‏ Micah 4:10-13

10. Be in pain, and labour--carrying on the metaphor of a pregnant woman. Thou shalt be affected with bitter sorrows before thy deliverance shall come. I do not forbid thy grieving, but I bring thee consolation. Though God cares for His children, yet they must not expect to be exempt from trouble, but must prepare for it.

go forth out of the city--on its capture. So "come out" is used 2Ki 24:12; Is 36:16.

dwell in the field--namely, in the open country, defenseless, instead of their fortified city. Beside the Chebar (Psa 137:1; Eze 3:15).

Babylon--Like Isaiah, Micah looks beyond the existing Assyrian dynasty to the Babylonian, and to Judah's captivity under it, and restoration (Is 39:7; 43:14; 48:20). Had they been, as rationalists represent, merely sagacious politicians, they would have restricted their prophecies to the sphere of the existing Assyrian dynasty. But their seeing into the far-off future of Babylon's subsequent supremacy, and Judah's connection with her, proves them to be inspired prophets.

there ... there--emphatic repetition. The very scene of thy calamities is to be the scene of thy deliverance. In the midst of enemies, where all hope seems cut off, there shall Cyrus, the deliverer, appear (compare Jud 14:14). Cyrus again being the type of the greater Deliverer, who shall finally restore Israel.

11. many nations--the subject peoples composing Babylon's armies: and also Edom, Ammon, &c., who exulted in Judah's fall (La 2:16; Ob 11-13).

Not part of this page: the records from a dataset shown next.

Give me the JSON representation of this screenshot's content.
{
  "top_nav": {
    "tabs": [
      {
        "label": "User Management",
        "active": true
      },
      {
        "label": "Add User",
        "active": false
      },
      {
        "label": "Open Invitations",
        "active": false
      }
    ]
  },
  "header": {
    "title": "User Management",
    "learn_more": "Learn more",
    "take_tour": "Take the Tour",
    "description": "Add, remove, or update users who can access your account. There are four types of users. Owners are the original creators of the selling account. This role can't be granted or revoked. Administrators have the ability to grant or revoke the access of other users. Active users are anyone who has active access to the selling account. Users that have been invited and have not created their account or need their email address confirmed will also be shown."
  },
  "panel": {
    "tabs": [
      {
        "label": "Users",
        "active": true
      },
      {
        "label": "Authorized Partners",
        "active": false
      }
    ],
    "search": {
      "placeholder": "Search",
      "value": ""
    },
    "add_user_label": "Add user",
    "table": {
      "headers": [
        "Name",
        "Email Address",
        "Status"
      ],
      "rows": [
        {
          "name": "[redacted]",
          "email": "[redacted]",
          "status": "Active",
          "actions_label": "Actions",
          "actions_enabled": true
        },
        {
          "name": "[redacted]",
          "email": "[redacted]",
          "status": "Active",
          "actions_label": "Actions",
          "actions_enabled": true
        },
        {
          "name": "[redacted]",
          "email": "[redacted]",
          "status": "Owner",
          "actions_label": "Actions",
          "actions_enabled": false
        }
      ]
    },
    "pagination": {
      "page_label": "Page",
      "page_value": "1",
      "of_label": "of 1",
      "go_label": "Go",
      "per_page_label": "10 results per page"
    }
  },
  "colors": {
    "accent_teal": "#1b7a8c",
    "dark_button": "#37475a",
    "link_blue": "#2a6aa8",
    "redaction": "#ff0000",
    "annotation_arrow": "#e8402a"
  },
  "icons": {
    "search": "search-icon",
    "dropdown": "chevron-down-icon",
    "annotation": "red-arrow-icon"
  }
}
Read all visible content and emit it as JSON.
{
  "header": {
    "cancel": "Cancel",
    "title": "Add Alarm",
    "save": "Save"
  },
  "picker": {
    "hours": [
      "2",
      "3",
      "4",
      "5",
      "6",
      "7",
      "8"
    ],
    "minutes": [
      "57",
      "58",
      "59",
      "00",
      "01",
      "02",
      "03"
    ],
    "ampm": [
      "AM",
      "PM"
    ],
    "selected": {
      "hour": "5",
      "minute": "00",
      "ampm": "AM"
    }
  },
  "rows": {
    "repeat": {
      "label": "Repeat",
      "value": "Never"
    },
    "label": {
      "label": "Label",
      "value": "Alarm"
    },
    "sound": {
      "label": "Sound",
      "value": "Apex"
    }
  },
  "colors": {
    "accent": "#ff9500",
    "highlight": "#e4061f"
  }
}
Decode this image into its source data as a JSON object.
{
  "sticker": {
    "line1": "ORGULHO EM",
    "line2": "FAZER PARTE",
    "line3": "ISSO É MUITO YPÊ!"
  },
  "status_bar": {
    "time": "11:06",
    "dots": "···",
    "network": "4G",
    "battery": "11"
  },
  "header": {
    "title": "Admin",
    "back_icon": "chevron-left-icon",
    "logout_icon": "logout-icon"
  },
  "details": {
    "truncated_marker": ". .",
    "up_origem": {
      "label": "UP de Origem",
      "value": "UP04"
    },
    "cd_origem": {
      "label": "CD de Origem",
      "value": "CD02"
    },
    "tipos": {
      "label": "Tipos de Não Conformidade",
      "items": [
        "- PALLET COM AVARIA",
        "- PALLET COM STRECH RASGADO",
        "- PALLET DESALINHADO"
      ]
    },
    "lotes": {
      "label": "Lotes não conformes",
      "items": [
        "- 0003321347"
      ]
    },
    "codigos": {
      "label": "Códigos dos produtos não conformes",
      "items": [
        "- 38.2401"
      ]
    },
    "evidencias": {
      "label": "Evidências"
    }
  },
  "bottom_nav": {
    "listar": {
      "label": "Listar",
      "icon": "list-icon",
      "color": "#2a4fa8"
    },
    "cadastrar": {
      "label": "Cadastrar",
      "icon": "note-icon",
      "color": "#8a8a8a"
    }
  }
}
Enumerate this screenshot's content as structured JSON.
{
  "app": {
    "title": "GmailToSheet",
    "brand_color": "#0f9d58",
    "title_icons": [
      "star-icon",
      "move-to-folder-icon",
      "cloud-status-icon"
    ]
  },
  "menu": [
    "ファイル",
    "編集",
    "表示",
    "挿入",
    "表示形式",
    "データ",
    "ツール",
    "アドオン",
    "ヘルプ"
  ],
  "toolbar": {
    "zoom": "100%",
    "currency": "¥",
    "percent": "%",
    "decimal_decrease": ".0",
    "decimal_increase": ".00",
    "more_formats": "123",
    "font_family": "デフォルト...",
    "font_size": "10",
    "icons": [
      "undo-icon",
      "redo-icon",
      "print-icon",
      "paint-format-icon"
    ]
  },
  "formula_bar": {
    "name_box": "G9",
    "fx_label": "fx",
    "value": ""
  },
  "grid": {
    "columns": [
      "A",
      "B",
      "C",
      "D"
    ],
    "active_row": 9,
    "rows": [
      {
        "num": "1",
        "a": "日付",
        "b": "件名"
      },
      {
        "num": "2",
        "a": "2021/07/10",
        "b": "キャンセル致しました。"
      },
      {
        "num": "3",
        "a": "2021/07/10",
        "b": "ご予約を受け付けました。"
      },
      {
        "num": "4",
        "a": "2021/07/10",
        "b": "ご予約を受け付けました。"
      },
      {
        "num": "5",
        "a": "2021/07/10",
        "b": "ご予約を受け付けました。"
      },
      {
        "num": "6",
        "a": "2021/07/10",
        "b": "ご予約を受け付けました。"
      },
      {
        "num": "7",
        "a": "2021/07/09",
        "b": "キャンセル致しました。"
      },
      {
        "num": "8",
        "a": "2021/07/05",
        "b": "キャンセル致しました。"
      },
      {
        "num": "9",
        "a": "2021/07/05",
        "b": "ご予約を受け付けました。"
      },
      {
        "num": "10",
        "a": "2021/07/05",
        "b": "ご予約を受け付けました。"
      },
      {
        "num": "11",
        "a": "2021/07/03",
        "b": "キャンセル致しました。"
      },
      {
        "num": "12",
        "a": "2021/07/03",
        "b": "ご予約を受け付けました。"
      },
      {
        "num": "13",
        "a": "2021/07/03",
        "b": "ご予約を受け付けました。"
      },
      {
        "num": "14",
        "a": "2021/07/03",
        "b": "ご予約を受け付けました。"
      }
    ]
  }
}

defiled--metaphor from a virgin. Let her be defiled (that is, outraged by violence and bloodshed), and let our eye gaze insultingly on her shame and sorrow (Mi 7:10). Her foes desired to feast their eyes on her calamities.

12. thoughts of the Lord--Their unsearchable wisdom, overruling seeming disaster to the final good of His people, is the very ground on which the restoration of Israel hereafter (of which the restoration from Babylon is a type) is based in Is 55:8; compare with Mi 4:3, 12, 13, which prove that Israel, not merely the Christian Church, is the ultimate subject of the prophecy; also in Ro 11:13. God's counsel is to discipline His people for a time with the foe as a scourge; and then to destroy the foe by the hands of His people.

gather them as ... sheaves--them who "gathered" themselves for Zion's destruction (Mi 4:11) the Lord "shall gather" for destruction by Zion (Mi 4:13), like sheaves gathered to be threshed (compare Is 21:10; Jr 51:33). The Hebrew is singular, "sheaf." However great the numbers of the foe, they are all but as one sheaf ready to be threshed [Calvin]. Threshing was done by treading with the feet: hence the propriety of the image for treading under foot and breaking asunder the foe.

13. thresh--destroy thy foes "gathered" by Jehovah as "sheaves" (Is 41:15, 16).

thine horn--Zion being compared to an ox treading corn, and an ox's strength lying in the horns, her strength is implied by giving her a horn of iron (compare 1Ki 22:11).

beat in pieces many--(Da 2:44).

I will consecrate their gain unto the Lord--God subjects the nations to Zion, not for her own selfish aggrandizement, but for His glory (Is 60:6, 9; Zec 14:20, with which compare Is 23:18) and for their ultimate good; therefore He is here called, not merely God of Israel, but "Lord of the whole earth."